What happens when our government defaults? For starters, the same thing that happens when an individual defaults. Their credit score goes down, they face higher interest rates, late fees, lower borrowing limits, and possibly property seizure. But, unlike an individual, the US Government is a market maker. They are a domino in. a long chain of dominos.

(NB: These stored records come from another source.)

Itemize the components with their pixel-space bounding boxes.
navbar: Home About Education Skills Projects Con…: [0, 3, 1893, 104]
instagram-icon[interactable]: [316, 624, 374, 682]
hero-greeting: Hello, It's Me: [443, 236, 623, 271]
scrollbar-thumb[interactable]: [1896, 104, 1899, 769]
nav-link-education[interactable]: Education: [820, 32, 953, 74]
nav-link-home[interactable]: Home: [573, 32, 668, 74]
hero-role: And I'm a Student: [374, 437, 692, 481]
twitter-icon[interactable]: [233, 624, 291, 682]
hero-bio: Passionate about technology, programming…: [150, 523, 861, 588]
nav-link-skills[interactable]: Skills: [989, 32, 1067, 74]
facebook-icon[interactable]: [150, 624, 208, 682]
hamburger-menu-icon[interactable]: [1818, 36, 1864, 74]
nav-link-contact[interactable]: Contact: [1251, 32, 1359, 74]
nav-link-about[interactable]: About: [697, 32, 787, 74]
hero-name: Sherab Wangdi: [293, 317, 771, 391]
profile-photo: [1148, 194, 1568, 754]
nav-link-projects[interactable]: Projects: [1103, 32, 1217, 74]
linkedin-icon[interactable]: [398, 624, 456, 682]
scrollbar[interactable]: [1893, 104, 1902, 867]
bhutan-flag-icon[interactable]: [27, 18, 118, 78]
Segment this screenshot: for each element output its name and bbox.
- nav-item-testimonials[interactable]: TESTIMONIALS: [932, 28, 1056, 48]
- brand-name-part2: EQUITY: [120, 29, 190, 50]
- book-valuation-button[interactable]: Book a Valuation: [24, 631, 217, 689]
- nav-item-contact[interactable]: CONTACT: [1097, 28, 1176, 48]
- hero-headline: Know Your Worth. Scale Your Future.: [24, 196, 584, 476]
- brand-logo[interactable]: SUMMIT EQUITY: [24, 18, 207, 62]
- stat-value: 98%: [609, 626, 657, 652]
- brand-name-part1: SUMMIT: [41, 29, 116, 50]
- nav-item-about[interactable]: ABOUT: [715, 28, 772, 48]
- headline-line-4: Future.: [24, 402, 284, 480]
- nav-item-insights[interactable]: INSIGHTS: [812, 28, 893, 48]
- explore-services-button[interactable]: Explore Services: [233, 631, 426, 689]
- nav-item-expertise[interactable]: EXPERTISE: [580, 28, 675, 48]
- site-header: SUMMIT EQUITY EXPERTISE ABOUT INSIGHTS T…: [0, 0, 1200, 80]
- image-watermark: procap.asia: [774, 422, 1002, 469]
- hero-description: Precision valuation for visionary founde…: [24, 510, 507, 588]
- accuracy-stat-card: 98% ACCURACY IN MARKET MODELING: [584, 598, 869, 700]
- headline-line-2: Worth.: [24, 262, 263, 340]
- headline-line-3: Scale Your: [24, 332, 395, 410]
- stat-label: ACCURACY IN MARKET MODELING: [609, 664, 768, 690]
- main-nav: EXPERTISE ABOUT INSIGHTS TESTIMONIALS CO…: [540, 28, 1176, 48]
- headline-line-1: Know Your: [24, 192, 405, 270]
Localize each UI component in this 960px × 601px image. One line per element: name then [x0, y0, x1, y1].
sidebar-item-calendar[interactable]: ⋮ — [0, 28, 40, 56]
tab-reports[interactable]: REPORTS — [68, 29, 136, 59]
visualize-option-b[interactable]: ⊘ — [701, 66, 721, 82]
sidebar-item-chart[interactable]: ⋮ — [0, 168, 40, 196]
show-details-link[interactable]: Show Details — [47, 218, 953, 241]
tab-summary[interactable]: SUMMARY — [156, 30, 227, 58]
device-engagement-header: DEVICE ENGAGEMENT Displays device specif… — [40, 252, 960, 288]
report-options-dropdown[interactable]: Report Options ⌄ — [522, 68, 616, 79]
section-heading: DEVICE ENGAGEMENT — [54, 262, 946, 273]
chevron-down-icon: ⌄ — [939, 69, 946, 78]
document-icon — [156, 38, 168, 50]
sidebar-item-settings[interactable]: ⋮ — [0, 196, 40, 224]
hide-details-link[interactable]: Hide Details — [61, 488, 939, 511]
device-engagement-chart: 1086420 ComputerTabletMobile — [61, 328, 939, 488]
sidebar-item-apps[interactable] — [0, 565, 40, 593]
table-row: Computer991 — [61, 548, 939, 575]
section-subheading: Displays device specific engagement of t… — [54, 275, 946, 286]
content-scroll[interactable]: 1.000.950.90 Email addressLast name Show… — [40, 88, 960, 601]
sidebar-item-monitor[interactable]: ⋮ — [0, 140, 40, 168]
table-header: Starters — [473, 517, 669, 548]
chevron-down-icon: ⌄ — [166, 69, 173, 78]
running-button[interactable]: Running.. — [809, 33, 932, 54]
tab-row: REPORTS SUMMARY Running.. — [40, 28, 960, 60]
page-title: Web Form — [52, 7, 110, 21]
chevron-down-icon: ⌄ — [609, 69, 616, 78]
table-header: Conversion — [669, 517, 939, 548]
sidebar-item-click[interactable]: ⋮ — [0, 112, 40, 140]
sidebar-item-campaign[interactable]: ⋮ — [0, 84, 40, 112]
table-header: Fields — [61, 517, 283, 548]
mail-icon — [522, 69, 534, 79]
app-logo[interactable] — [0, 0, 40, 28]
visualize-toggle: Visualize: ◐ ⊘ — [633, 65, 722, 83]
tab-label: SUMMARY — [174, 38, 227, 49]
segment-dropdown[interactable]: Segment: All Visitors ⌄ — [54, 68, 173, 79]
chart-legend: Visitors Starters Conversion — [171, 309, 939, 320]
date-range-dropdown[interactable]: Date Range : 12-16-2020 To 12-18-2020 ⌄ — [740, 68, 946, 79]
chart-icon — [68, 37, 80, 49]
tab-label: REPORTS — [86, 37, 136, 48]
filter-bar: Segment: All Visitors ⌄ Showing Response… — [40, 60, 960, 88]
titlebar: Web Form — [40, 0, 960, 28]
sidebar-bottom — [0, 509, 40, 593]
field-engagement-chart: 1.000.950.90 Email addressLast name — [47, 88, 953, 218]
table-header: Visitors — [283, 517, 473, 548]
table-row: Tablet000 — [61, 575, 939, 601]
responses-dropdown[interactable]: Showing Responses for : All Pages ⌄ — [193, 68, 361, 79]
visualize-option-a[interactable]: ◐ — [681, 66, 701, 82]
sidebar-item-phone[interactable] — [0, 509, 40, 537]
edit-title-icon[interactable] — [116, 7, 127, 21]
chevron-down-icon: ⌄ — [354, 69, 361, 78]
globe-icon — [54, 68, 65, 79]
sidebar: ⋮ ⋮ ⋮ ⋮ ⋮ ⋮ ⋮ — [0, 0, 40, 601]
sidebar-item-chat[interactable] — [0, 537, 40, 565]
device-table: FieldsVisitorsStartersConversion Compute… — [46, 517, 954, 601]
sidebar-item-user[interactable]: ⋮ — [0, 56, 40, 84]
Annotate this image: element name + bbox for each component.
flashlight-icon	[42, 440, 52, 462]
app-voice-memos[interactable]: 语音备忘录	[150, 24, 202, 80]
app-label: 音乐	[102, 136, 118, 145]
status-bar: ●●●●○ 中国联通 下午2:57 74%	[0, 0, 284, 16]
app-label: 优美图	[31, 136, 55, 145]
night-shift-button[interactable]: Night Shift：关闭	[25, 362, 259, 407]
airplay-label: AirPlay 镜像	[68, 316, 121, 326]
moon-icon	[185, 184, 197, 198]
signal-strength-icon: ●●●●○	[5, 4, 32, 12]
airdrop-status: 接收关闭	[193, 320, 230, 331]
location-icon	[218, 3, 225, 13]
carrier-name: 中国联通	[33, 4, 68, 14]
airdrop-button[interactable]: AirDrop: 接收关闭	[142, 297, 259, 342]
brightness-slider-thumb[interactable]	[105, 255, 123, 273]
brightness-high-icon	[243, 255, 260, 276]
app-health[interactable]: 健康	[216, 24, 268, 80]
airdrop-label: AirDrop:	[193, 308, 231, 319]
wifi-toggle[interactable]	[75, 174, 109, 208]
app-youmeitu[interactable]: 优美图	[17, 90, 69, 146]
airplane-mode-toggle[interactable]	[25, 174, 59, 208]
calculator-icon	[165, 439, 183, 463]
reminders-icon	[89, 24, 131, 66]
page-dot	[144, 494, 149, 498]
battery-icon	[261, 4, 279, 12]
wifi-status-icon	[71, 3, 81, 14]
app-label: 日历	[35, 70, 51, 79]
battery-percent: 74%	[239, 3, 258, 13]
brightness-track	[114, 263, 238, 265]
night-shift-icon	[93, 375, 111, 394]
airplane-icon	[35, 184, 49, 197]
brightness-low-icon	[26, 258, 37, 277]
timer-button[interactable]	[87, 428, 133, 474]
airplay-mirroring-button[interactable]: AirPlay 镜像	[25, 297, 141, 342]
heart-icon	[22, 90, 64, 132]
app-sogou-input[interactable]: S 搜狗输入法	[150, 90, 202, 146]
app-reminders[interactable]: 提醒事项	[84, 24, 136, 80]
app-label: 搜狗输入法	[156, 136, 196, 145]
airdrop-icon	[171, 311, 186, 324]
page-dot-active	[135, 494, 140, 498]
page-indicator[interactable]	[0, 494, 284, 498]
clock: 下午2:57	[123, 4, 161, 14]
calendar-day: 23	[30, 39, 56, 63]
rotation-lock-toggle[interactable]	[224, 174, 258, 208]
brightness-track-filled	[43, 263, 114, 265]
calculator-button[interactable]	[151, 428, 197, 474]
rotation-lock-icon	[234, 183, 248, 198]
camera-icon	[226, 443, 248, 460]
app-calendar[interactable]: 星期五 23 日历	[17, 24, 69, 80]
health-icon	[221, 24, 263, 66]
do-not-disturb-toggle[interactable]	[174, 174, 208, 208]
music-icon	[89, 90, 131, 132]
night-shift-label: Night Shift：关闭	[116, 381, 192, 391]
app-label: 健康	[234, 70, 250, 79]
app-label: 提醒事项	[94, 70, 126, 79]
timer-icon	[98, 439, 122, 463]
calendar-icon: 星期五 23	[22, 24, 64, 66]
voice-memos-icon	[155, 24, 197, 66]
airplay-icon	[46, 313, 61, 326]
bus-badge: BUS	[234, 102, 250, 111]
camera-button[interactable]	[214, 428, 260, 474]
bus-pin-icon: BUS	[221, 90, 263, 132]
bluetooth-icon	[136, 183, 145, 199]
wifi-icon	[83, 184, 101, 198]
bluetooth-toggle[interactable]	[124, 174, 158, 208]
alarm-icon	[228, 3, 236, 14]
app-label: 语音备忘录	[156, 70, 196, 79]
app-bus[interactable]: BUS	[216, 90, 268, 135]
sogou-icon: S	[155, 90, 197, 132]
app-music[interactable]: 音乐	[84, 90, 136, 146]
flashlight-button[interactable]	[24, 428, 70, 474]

An actual default could trigger a new global financial crisis. Investment bank UBS estimates the S&P 500 could fall by at least 20%. If the U.S. defaults, there's no more money to spend. Government workers and contracted businesses will stop getting paid. Banks, major holders of government debt (treasury bonds), would stop seeing repayments and face losses. Banks could become illiquid, unable to fill depositor withdrawals or lend money. “That's when the financial system freezes up," Wolfers explains. "That means there's no more borrowing, businesses stop investing and the markets go absolutely haywire." - NPR
Not to mention the list of people who may not get vital government benefits, prominently veterans who rely on these payments as a lifeline as well as retirees who rely on Social Security payments. All those missed payments would have a direct impact on the economy. Impacted households may have to reduce their spending, and those with little or no savings might have to turn to credit cards, which carry increasingly costly interest rates. Once interest payments struggle to be met, the spiral only worsens.
Closing Remarks
I hope that I am simply alarmist, stupid, and wrong. But these signs, to me, are real and terrifying. I feel scared as much as I feel angry that the lessons wasn’t learned. That consumers will likely again have to pay the cost for corporate greed. Privatized profits, socialized costs.